Erektionsstörungen und Depressionen Kläger fordert Schmerzensgeld nach Einnahme von Haarwuchsmittel

Er nahm Tabletten gegen Haarausfall und klagte kurze Zeit später über schwere Nebenwirkungen: Ein Mann aus NRW klagt deshalb auf Schmerzensgeld. Wie gefährlich ist das Mittel Finasterid?

Der Wirkstoff Finasterid soll Haarausfall verhindern, kann aber heftige Nebenwirkungen haben
Ralf Hirschberger/ DPA

Der Wirkstoff Finasterid soll Haarausfall verhindern, kann aber heftige Nebenwirkungen haben


Ein Kläger aus Nordrhein-Westfalen verlangt nach der Einnahme eines Haarwuchsmedikaments 100.000 Euro Schmerzensgeld vom Pharmahersteller. Die Haarwuchspillen mit dem Wirkstoff Finasterid hätten beim Kläger gravierende Nebenwirkungen wie Depressionen und sexuelle Dysfunktionen wie Erektionsstörungen ausgelöst.

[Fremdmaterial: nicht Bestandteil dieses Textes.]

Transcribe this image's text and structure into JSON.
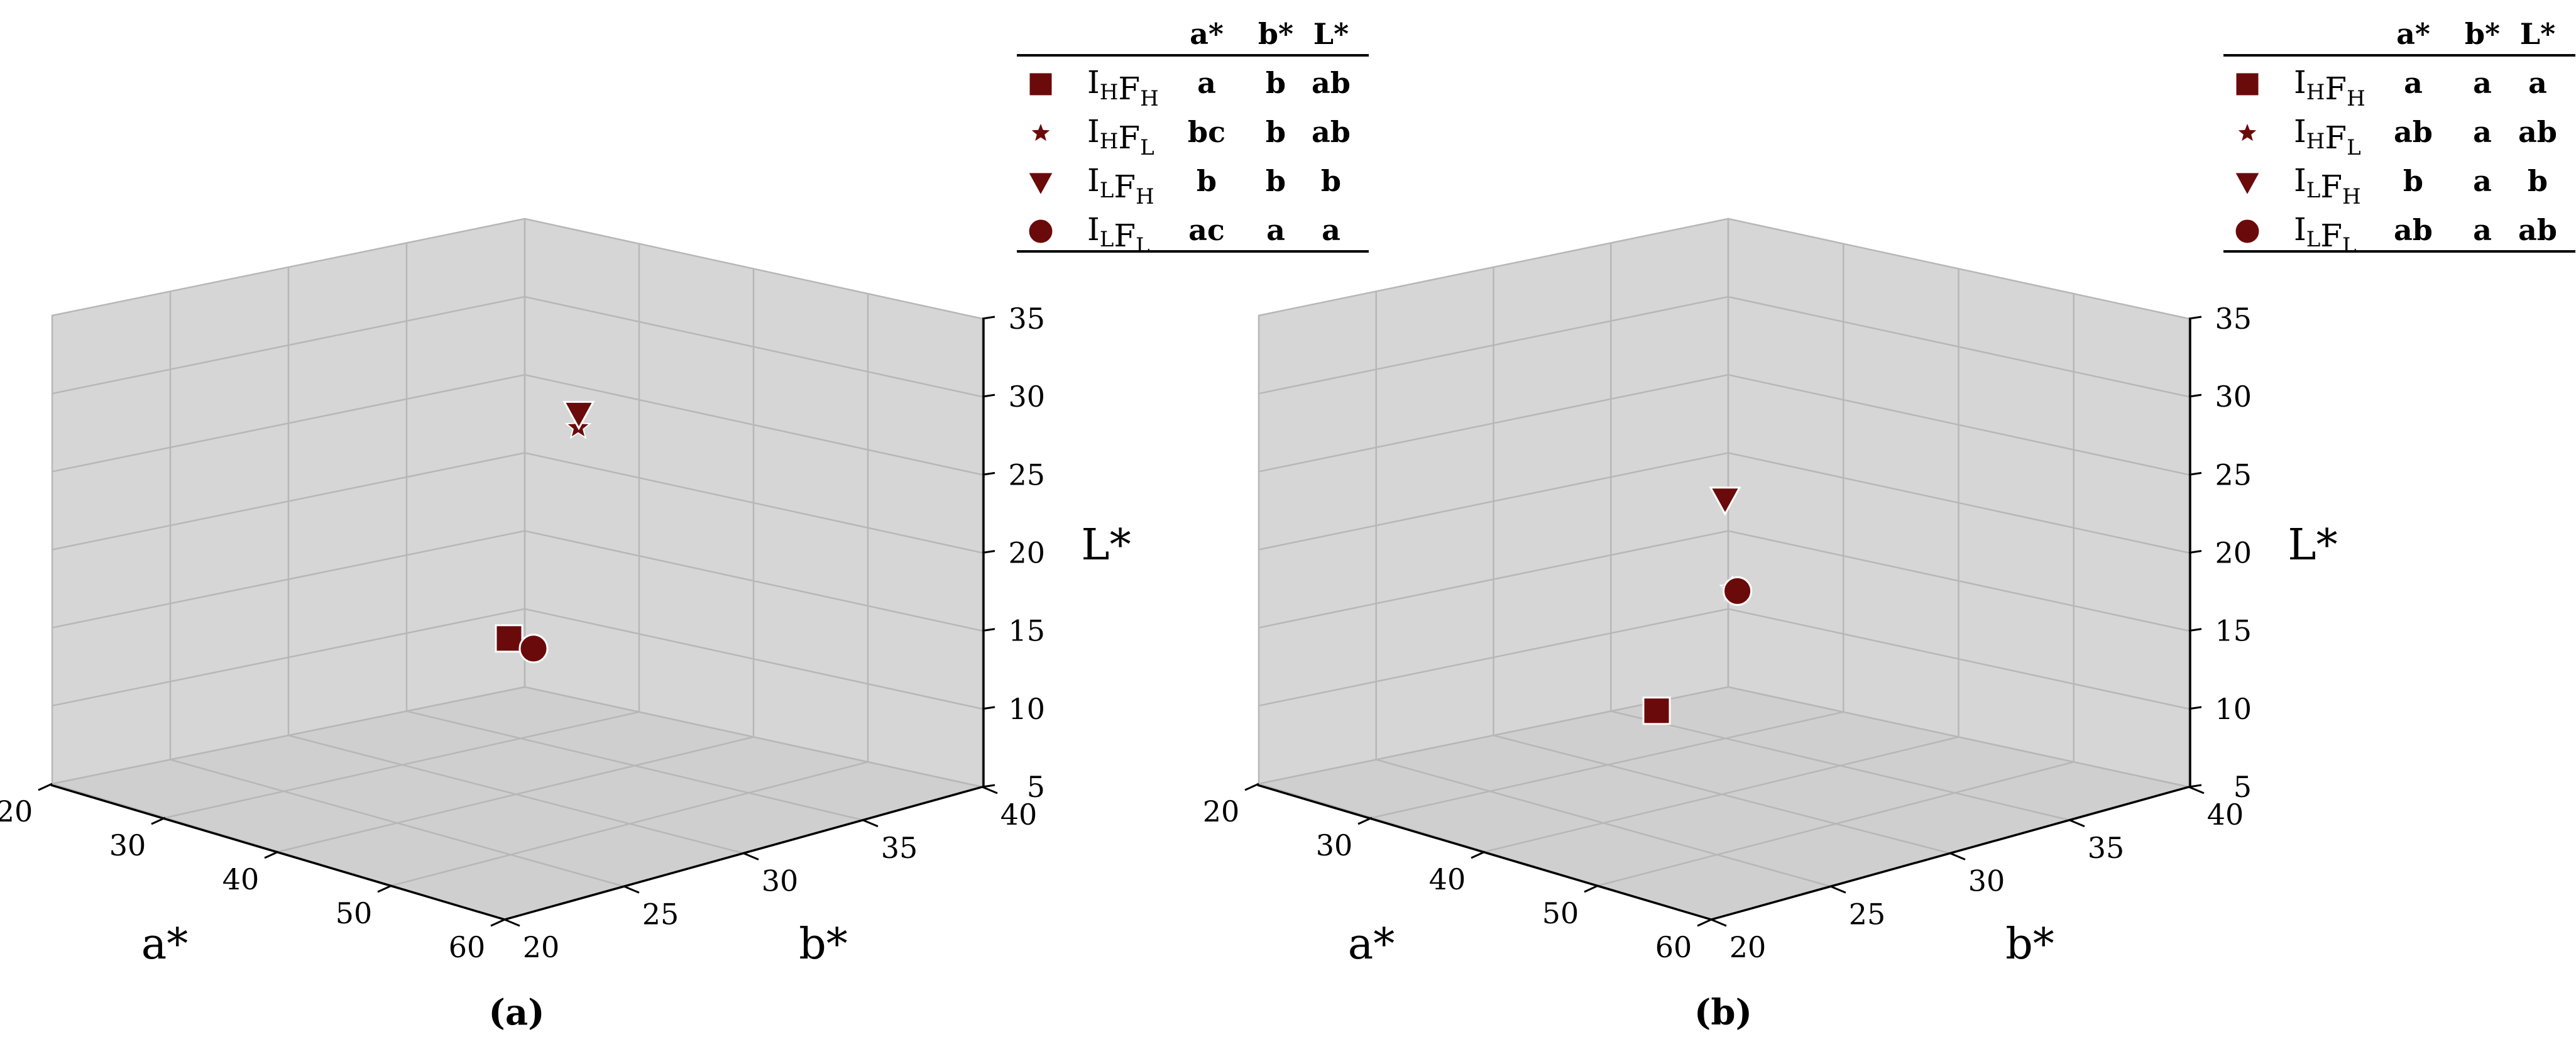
{
  "chart_data": [
    {
      "type": "scatter",
      "panel_label": "(a)",
      "xlabel": "a*",
      "ylabel": "b*",
      "zlabel": "L*",
      "xlim": [
        20,
        60
      ],
      "ylim": [
        20,
        40
      ],
      "zlim": [
        5,
        35
      ],
      "xticks": [
        "20",
        "30",
        "40",
        "50",
        "60"
      ],
      "yticks": [
        "20",
        "25",
        "30",
        "35",
        "40"
      ],
      "zticks": [
        "5",
        "10",
        "15",
        "20",
        "25",
        "30",
        "35"
      ],
      "grid": true,
      "legend_position": "top-right",
      "legend_columns": [
        "a*",
        "b*",
        "L*"
      ],
      "series": [
        {
          "marker": "square",
          "name_main": [
            "I",
            "F"
          ],
          "name_subs": [
            "H",
            "H"
          ],
          "letters": [
            "a",
            "b",
            "ab"
          ],
          "x": 53.0,
          "y": 23.5,
          "z": 20.0
        },
        {
          "marker": "star",
          "name_main": [
            "I",
            "F"
          ],
          "name_subs": [
            "H",
            "L"
          ],
          "letters": [
            "bc",
            "b",
            "ab"
          ],
          "x": 38.0,
          "y": 33.5,
          "z": 26.0
        },
        {
          "marker": "triangle",
          "name_main": [
            "I",
            "F"
          ],
          "name_subs": [
            "L",
            "H"
          ],
          "letters": [
            "b",
            "b",
            "b"
          ],
          "x": 37.0,
          "y": 34.0,
          "z": 26.5
        },
        {
          "marker": "circle",
          "name_main": [
            "I",
            "F"
          ],
          "name_subs": [
            "L",
            "L"
          ],
          "letters": [
            "ac",
            "a",
            "a"
          ],
          "x": 52.0,
          "y": 25.0,
          "z": 18.5
        }
      ]
    },
    {
      "type": "scatter",
      "panel_label": "(b)",
      "xlabel": "a*",
      "ylabel": "b*",
      "zlabel": "L*",
      "xlim": [
        20,
        60
      ],
      "ylim": [
        20,
        40
      ],
      "zlim": [
        5,
        35
      ],
      "xticks": [
        "20",
        "30",
        "40",
        "50",
        "60"
      ],
      "yticks": [
        "20",
        "25",
        "30",
        "35",
        "40"
      ],
      "zticks": [
        "5",
        "10",
        "15",
        "20",
        "25",
        "30",
        "35"
      ],
      "grid": true,
      "legend_position": "top-right",
      "legend_columns": [
        "a*",
        "b*",
        "L*"
      ],
      "series": [
        {
          "marker": "square",
          "name_main": [
            "I",
            "F"
          ],
          "name_subs": [
            "H",
            "H"
          ],
          "letters": [
            "a",
            "a",
            "a"
          ],
          "x": 52.0,
          "y": 21.5,
          "z": 16.0
        },
        {
          "marker": "star",
          "name_main": [
            "I",
            "F"
          ],
          "name_subs": [
            "H",
            "L"
          ],
          "letters": [
            "ab",
            "a",
            "ab"
          ],
          "x": 45.0,
          "y": 28.0,
          "z": 19.5
        },
        {
          "marker": "triangle",
          "name_main": [
            "I",
            "F"
          ],
          "name_subs": [
            "L",
            "H"
          ],
          "letters": [
            "b",
            "a",
            "b"
          ],
          "x": 38.0,
          "y": 31.0,
          "z": 22.5
        },
        {
          "marker": "circle",
          "name_main": [
            "I",
            "F"
          ],
          "name_subs": [
            "L",
            "L"
          ],
          "letters": [
            "ab",
            "a",
            "ab"
          ],
          "x": 45.0,
          "y": 28.2,
          "z": 19.3
        }
      ]
    }
  ],
  "colors": {
    "marker": "#6b0a0a",
    "pane": "#d6d6d6",
    "pane_floor": "#cfcfcf",
    "grid": "#b7b7b7"
  }
}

Das Zivilverfahren begann am Mittwoch vor dem Landgericht Paderborn.

Finasterid ist in mehreren verschreibungspflichtigen Arzneimitteln enthalten und wird zur Behandlung von Haarausfall oder einer gutartigen Prostatavergrößerung verordnet. Es handelt sich um ein synthetisches Steroid, das dem natürlichen Geschlechtshormon Testosteron ähnelt und in den Stoffwechsel des Sexualhormons eingreift. Auch in Deutschland setzen es viele Männer gegen Haarausfall ein, das Mittel wird jedes Jahr tausendfach über Apotheken verkauft. Die bekanntesten Produkte sind Propecia, Finapil und Finasterid-ratiopharm.

"Post-Finasterid-Syndrom"

Mehrere Studien deuten darauf hin, dass Finasterid impotent machen kann. Laut einer Analyse aus dem Jahr 2017 können die Symptome Jahre anhalten, selbst wenn das Medikament abgesetzt wurde. Männer unter 42 Jahren, die Finasterid länger als 205 Tage einnahmen, hatten demnach ein fast fünfmal höheres Risiko, über längere Zeit impotent zu werden, als jene, die das Mittel kürzer einnahmen.

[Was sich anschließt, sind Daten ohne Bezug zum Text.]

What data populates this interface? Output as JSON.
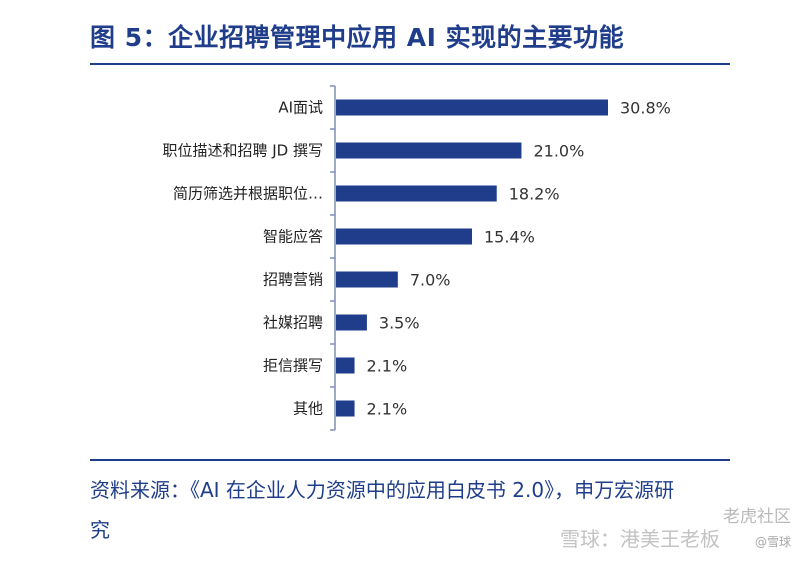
{
  "header": {
    "title": "图 5：企业招聘管理中应用 AI 实现的主要功能"
  },
  "chart_data": {
    "type": "bar",
    "orientation": "horizontal",
    "categories": [
      "AI面试",
      "职位描述和招聘 JD 撰写",
      "简历筛选并根据职位…",
      "智能应答",
      "招聘营销",
      "社媒招聘",
      "拒信撰写",
      "其他"
    ],
    "values": [
      30.8,
      21.0,
      18.2,
      15.4,
      7.0,
      3.5,
      2.1,
      2.1
    ],
    "value_labels": [
      "30.8%",
      "21.0%",
      "18.2%",
      "15.4%",
      "7.0%",
      "3.5%",
      "2.1%",
      "2.1%"
    ],
    "unit": "%",
    "xlim": [
      0,
      30.8
    ],
    "grid": false,
    "bar_color": "#1f3d8a",
    "title": "",
    "xlabel": "",
    "ylabel": ""
  },
  "footer": {
    "source": "资料来源：《AI 在企业人力资源中的应用白皮书 2.0》，申万宏源研究"
  },
  "watermark": {
    "line1": "老虎社区",
    "line2": "雪球：港美王老板",
    "line3": "@雪球"
  },
  "colors": {
    "accent": "#1f3d8a",
    "axis": "#7f8fb5"
  }
}
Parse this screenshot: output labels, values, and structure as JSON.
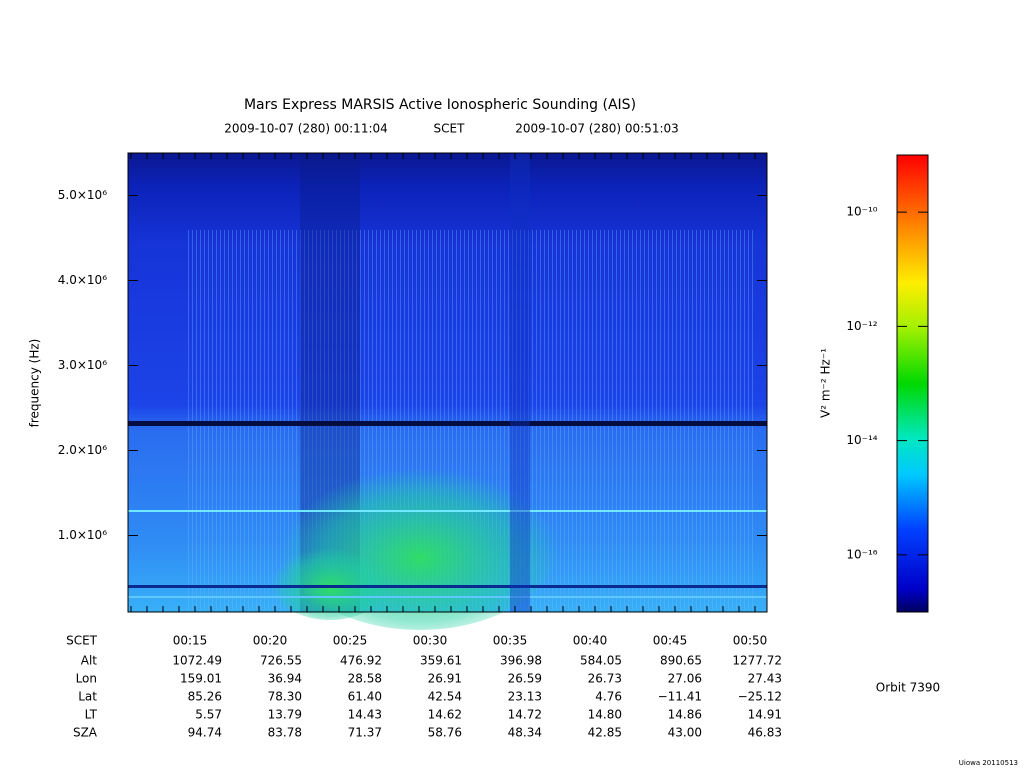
{
  "chart_data": {
    "type": "spectrogram",
    "title": "Mars Express MARSIS Active Ionospheric Sounding (AIS)",
    "subtitle": {
      "start": "2009-10-07 (280) 00:11:04",
      "timescale": "SCET",
      "end": "2009-10-07 (280) 00:51:03"
    },
    "ylabel": "frequency (Hz)",
    "ylim": [
      100000,
      5500000
    ],
    "yticks": [
      {
        "value": 1000000,
        "label": "1.0×10⁶"
      },
      {
        "value": 2000000,
        "label": "2.0×10⁶"
      },
      {
        "value": 3000000,
        "label": "3.0×10⁶"
      },
      {
        "value": 4000000,
        "label": "4.0×10⁶"
      },
      {
        "value": 5000000,
        "label": "5.0×10⁶"
      }
    ],
    "colorbar": {
      "label": "V² m⁻² Hz⁻¹",
      "log": true,
      "lim": [
        1e-17,
        1e-09
      ],
      "ticks": [
        {
          "value": 1e-10,
          "label": "10⁻¹⁰"
        },
        {
          "value": 1e-12,
          "label": "10⁻¹²"
        },
        {
          "value": 1e-14,
          "label": "10⁻¹⁴"
        },
        {
          "value": 1e-16,
          "label": "10⁻¹⁶"
        }
      ]
    },
    "ephemeris": {
      "header_label": "SCET",
      "columns": [
        "00:15",
        "00:20",
        "00:25",
        "00:30",
        "00:35",
        "00:40",
        "00:45",
        "00:50"
      ],
      "rows": [
        {
          "label": "Alt",
          "values": [
            "1072.49",
            "726.55",
            "476.92",
            "359.61",
            "396.98",
            "584.05",
            "890.65",
            "1277.72"
          ]
        },
        {
          "label": "Lon",
          "values": [
            "159.01",
            "36.94",
            "28.58",
            "26.91",
            "26.59",
            "26.73",
            "27.06",
            "27.43"
          ]
        },
        {
          "label": "Lat",
          "values": [
            "85.26",
            "78.30",
            "61.40",
            "42.54",
            "23.13",
            "4.76",
            "−11.41",
            "−25.12"
          ]
        },
        {
          "label": "LT",
          "values": [
            "5.57",
            "13.79",
            "14.43",
            "14.62",
            "14.72",
            "14.80",
            "14.86",
            "14.91"
          ]
        },
        {
          "label": "SZA",
          "values": [
            "94.74",
            "83.78",
            "71.37",
            "58.76",
            "48.34",
            "42.85",
            "43.00",
            "46.83"
          ]
        }
      ]
    },
    "orbit": "Orbit 7390",
    "credit": "Uiowa 20110513"
  }
}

2018 warnte auch das Bundesinstitut für Arzneimittel und Medizinprodukte (BfArM) in einem sogenannten Rote-Hand-Brief, dass sexuelle Störungen auch nach dem Absetzen bestehen bleiben können, teilweise länger als zehn Jahre. Patienten, die mit Finasterid behandelt wurden, berichteten zudem von Stimmungsveränderungen. Dazu zählten depressive Verstimmungen, Depressionen und sogar Suizidgedanken. Kritiker fordern deshalb, die Medikamente vom Markt zu nehmen, und fassen die möglichen Nebenwirkungen als "Post-Finasterid-Syndrom" zusammen.

Der Prozessfinanzierer ProzessFinanz AG unterstützt die Klage und spricht von einem Musterfall. Eine weitere Musterklage sei in Berlin angelaufen, eine dritte für Oktober in Stuttgart geplant.